Privacy vs. openness
I believe in privacy rights when it comes to modern technology and data science models, especially when the models are dealing with things like email or health records. It makes sense, for example, that the data itself is not made public when researchers study diseases and treatments.
The IRB rules deal with questions like whether the study participants have agreed to let their data be shared if the data is first anonymized. But the crucial question is whether it’s really possible to anonymize data at all.
It turns out it’s not that easy, especially if the database is large. There have been famous cases (Netflix prize) where people have been identified even though the data was “anonymized.”
On the other hand, we don’t want people creating and running with secret models with the excuse that they are protecting people’s privacy. First, because the models may not work: we want scientific claims to be substantiated by retesting, for example (this was the point of Gelman’s post). But also we generally want a view into how people are using personal information about people.
Most modeling going on nowadays involving personal information is probably not fueled by academic interest in curing diseases, but rather how to sell stuff and how to monitor people.
As two examples, this Bloomberg article describes how annoyed people get when they are being tracked while they’re shopping in malls, even though the actual intrusiveness of the tracking is arguably much worse when people shop online, and this Wall Street Journal article describes the usage of French surveillance systems in the Gadhafi regime.
I think we should separate two issues here, namely the model versus the data. In the cases of public surveillance, like at the mall or online, or something involving public employees, I think people should be able to see how their data is being used even if the entire database is being kept out of their view. This way nobody can say their privacy is being invaded.
For example, if the public school system uses data from students and teachers to score the value added of teaching, then the teachers should have access to the model being used to score them.

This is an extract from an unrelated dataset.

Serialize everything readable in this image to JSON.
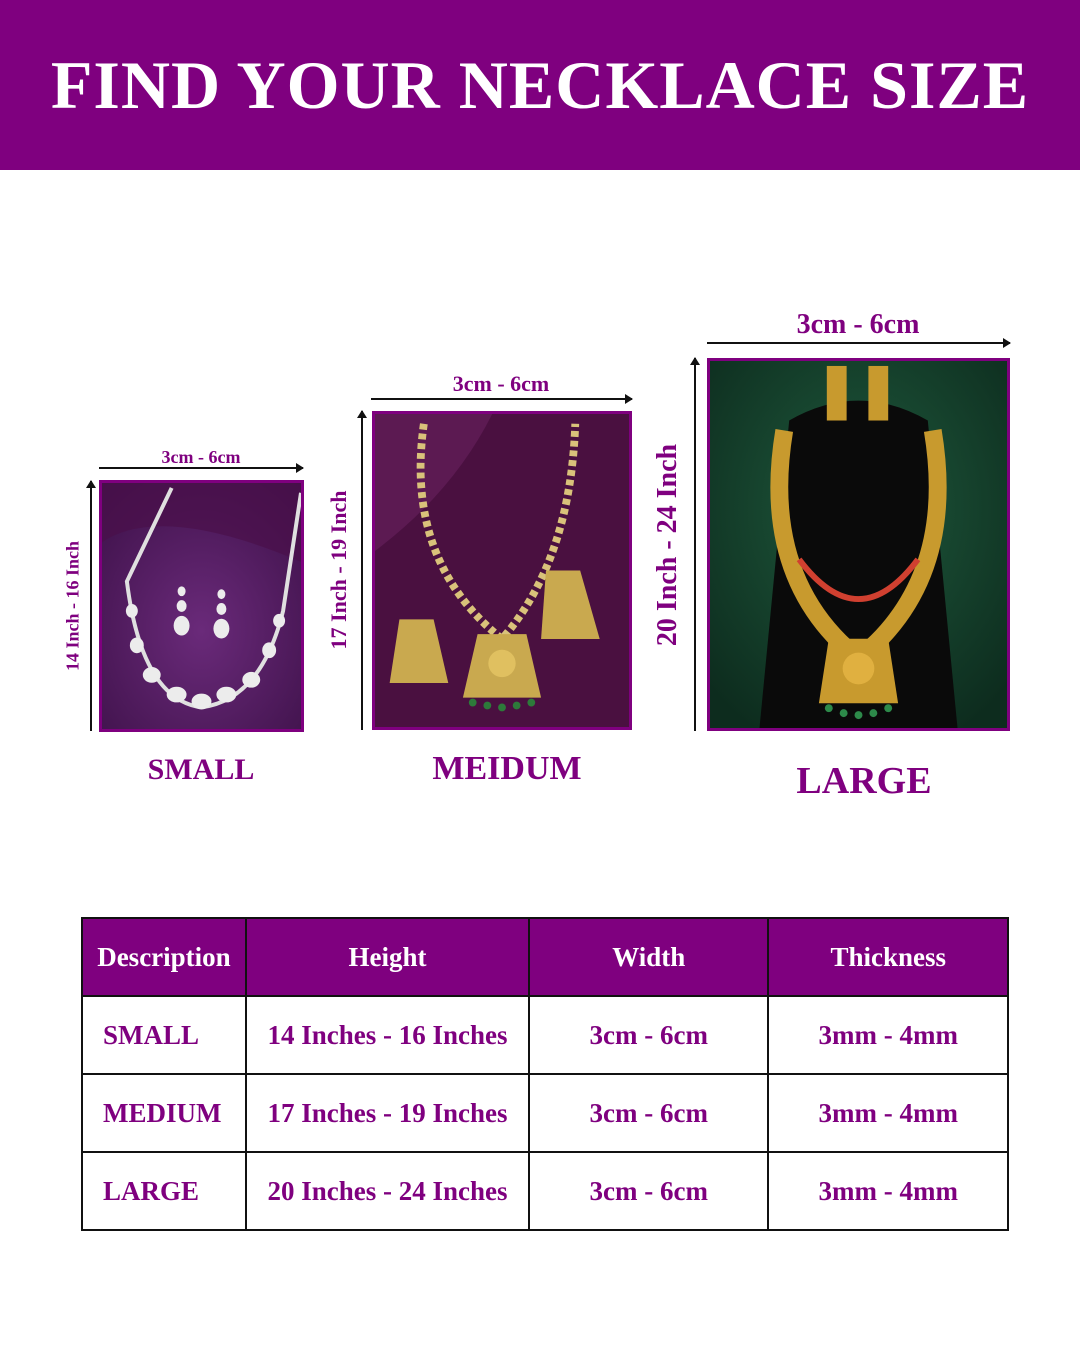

In particular this would mean they’d be able to see how their score would have changed if certain of their attributes changed, like which school they teach at or how many kids are in their class.
It is unlikely that private companies would be happy to expose the models they use to sell merchandise or clicks. If private companies don’t want to reveal their secret sauce, then one possibility is to make their modeling opt-in (rather than opt-out). By the way, right now you can opt out of most things online by consistently clearing your cookies.
I am being pretty extreme here in my suggestions, but even if we don’t go this far, I think it’s clear that we will have to consider these questions and many more questions like this soon. The idea that the online data modeling can be self-regulating is pretty laughable to me, especially when you consider how well that worked in finance. The kind of “stalker apps” that are popping up everywhere are very scary and very creepy to people who like the idea of privacy.
In the meantime we need some nerds to figure out a better way to anonymize data. Please tell me if you know of progress in that field.